È lo stesso personaggio che negli anni passati scriveva che la Corte dei conti o aveva le “traveggole”, come veniva imputato pure a lui, o che andavano licenziati tutti gli esperti che avevano consentito che non fosse respinto il Piano pluriennale di riequilibrio, compresi quelli della stessa Corte e del Ministero dell’Interno. È noto a tutti come sono andate poi le cose.

Anche oggi fa carico all’Amministrazione di diffondere menzogne che, però, non trovano riscontro nei dati finanziari del bilancio e cito testualmente il pentastellato “ciò che maggiormente colpisce in questo rendiconto e che è l’unico elemento che conta in un bilancio consuntivo è il disavanzo e sui numeri..non si può fare propaganda”. Affermazione verissima, che però prevede la capacità di saper leggere quei numeri e questa sembra una dote poco comune.

Proviamo allora a ripercorrere e a risalire alla genesi del disavanzo che ha inizio nel 2015

A questo punto mi sembra davvero doveroso. A seguito del riaccertamento straordinario dei residui, emerge un disavanzo di euro 3.122.181 a fronte del quale  l’allora Giunta Sala delibera che venga spalmato e rimborsato in 30 anni, dal 2015 al 2044, con accantonamenti annuali di euro 104.072. Subito dopo – prosegue l’Assessore Testini – vengono evidenziate alcune anomalie che fanno emergere un ulteriore disavanzo di euro 6.599.369.  Nel frattempo viene ammortizzata la quota annuale del primo disavanzo che scende così ad euro 3.018.108. 

La somma dei due disavanzi ammonta ad euro 9.617.78. Questa, pertanto, è l’entità del disavanzo ereditato dall’Amministrazione Tondinelli: euro 9.617.478.

Da allora, 2016, l’importo si è andato sempre riducendo nel pieno rispetto degli impegni assunti e sempre sottoposti al rigido controllo della Corte dei conti. Si deve presumere che il consigliere Tellaroli non si sia accorto che oltre ai due disavanzi di cui sopra, l’Ente ha dovuto recuperare la somma di euro 1.462.712 dovuti alla quota di Fondo Anticipazione Liquidità, e che, detratta, conferma la riduzione del disavanzo anche per il 2019.

Con questi numeri sarebbe più che lecito mostrare orgoglio e farne propaganda, perché sono reali e non frutto di strumentali critiche, a differenza di chi si fa propaganda sulla cattiva informazione. Ad ogni modo ricordiamo a tutta la minoranza faziosa, facinorosa e soprattutto poco pratica di conti che i risultati del rendiconto anno 2019 appena approvato dall’amministrazione Tondinelli rispetto all’ultimo rendiconto approvato dall’amministrazione Sala sono riportati qui sotto.

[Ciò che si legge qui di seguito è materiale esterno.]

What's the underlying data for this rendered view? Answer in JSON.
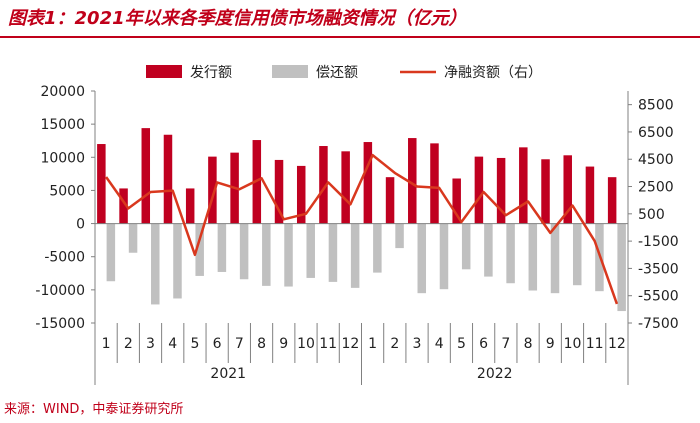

Il raffronto è tra il rendiconto 2019 approvato il 27 luglio del 2020 e il rendiconto 2014 approvato il 3 giugno del 2015 della precedente amministrazione:

Il fondo di cassa complessivo nel 2014 era di – 298.362,14 euro mentre nel 2019 è di 3.457.125,73 euro con un incremento di 3.755.487,87 euro
Il risultato di amministrazione nel 2014 era di 765.407,18 euro mentre nel 2019 era di 18.757.722,92 euro con un incremento di 17.992.315,74 euro
Le riscossioni nel 2014 erano di 22.336.398,37 euro mentre nel 2019 di 42.978.695,06 euro con un incremento di 20.642.296,69 euro
I pagamenti nel 2014 ammontavano a 23.025.688,46 euro mentre nel 2019 ammontano a 41.315.227,20 euro  con un incremento di 18.289.538,74 euro

La matematica non è un’opinione e quindi al pentastellato consiglio di leggere bene i numeri anziché darli”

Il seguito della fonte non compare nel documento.